From “How To Be An Antiracist,” Boyd said she’s learned that there’s a significant difference between actively being an antiracist versus passively “not supporting” racist ideologies. The passivity involved in “not supporting” often lends itself to the support of racism by “operating within, and conforming to, systems inherently designed to disproportionately impact low-income and/or racial and ethnic minorities,” she said.
Boyd said she was struck with Kendi’s discussion of disparities in health outcomes and voting rights.
“There may be no more consequential White privilege than life itself,” Kendi wrote. “White lives matter to the tune of 3.5 additional years over Black lives in the United States, which is just the most glaring of a host of health disparities, starting from infancy, where Black infants die at twice the rate of White infants.”
Kendi details how racist voting policy has gone from disenfranchising with Jim Crow voting laws to disenfranchising through mass incarceration and voter ID laws.
Rogelio Encizo Jr., a student support adviser at the college, helps facilitate the noncredit club, which has 10 to 12 student members. Attendance varies because of students’ other time commitments, he said.
Kendi’s book was selected this semester as part of a larger campus read program. Discussion of “How to Be an Antiracist” took place over hourlong Thursday afternoon sessions in October using Microsoft Teams video conferencing.
Book club member Nikki Johnson, who’s studying hospitality and tourism, said what stood out to her from reading the book is that “racist” and “antiracist” aren’t fixed identities. “We can be racist one minute and an antiracist the next,” she said.
Johnson, 24, who’s white, said she’s paid attention to the Black Lives Matter campaign since it reignited in June. The movement “has constantly been a learning platform for me” and has changed how she looks at race and racism.
“I had planned to just go on with my life without trying to educate people on why it’s important,” she said. “I didn’t want to cause an unwinnable argument with family and friends.”
Then, Johnson heard the statement “white silence is violence” and she said it made her realize that turning her back on the issues was “just allowing it to happen.”
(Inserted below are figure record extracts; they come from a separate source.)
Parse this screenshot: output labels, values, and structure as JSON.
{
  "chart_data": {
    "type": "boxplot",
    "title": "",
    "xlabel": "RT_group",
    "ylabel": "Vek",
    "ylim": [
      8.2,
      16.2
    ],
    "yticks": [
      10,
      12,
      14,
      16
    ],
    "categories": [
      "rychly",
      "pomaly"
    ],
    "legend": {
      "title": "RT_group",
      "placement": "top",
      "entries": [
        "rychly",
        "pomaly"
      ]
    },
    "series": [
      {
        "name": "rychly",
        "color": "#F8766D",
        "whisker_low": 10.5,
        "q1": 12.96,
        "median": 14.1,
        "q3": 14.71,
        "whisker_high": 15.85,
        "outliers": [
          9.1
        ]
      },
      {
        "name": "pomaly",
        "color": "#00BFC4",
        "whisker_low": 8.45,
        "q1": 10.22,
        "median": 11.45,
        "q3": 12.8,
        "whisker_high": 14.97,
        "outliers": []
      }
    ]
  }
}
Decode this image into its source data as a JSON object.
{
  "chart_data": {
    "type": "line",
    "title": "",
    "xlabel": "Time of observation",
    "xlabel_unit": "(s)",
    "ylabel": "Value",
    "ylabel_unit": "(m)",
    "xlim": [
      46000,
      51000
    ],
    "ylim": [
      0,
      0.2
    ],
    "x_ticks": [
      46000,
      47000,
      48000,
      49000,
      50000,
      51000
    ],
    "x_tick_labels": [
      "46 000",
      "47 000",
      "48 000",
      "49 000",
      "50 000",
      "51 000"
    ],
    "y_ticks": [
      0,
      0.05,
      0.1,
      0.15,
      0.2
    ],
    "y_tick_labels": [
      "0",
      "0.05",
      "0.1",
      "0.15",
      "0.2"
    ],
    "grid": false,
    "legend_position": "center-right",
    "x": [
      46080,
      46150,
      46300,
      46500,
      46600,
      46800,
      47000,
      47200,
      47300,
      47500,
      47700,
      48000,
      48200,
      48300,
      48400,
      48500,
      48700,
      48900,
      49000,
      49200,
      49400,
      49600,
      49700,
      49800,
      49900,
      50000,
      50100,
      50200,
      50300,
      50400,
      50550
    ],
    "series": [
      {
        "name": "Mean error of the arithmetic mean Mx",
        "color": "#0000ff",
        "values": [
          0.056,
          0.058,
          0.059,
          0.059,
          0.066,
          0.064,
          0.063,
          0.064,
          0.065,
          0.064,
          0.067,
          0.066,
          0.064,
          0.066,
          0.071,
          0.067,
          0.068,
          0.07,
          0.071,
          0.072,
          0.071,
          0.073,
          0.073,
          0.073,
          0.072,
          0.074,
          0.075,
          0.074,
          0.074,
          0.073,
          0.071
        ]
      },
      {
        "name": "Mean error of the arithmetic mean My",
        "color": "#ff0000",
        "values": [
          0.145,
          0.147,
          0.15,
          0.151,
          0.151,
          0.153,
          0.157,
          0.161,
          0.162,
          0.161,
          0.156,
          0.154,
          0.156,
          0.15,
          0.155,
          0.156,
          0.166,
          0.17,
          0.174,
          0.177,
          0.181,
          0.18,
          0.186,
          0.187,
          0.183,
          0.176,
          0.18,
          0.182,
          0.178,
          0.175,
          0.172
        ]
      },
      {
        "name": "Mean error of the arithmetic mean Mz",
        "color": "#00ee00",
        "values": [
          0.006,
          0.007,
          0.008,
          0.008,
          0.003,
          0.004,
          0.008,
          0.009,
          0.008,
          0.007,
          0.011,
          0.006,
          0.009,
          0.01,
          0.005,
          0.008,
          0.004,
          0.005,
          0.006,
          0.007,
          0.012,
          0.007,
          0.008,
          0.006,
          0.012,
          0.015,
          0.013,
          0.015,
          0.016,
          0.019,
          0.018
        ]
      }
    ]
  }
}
Instead, Johnson said she did her best to educate others. Some people she knew on Facebook had changed their profile pictures to “BLM: Burn, Loot, Murder,” and she tried to explain to them why the riots were happening. It’s why she joined the book club, she said: To be more prepared for those types of situations.
Book club member Benjamin Nash, who’s studying information technology mobile application development, said the book shows how racism is heavily tied with racist policies that need to change for a society to become antiracist.
Nash, 40, who’s white, said the book has taught him “how broadly racism is embedded in our culture.” It’s helped him see what type of work needs to be done to overcome it.
In almost every chapter, Kendi gives an example of racist ideas, followed by what antiracism would look like in the same case, Nash said.
For instance, Kendi writes that every time someone describes something as “Black behavior’ they are expressing a racist idea.
“To be an antiracist is to recognize there is no such thing as racial behavior,” Kendi writes. “To be an antiracist is to recognize there is no such thing as Black behavior, let alone irresponsible Black behavior.”
Johnson said one important question the book club discussed was whether “How to Be an Antiracist” stood as a mirror or a window for them. “We have such a good variety in this club,” she said, “that the book stood as either, and in some cases, both.”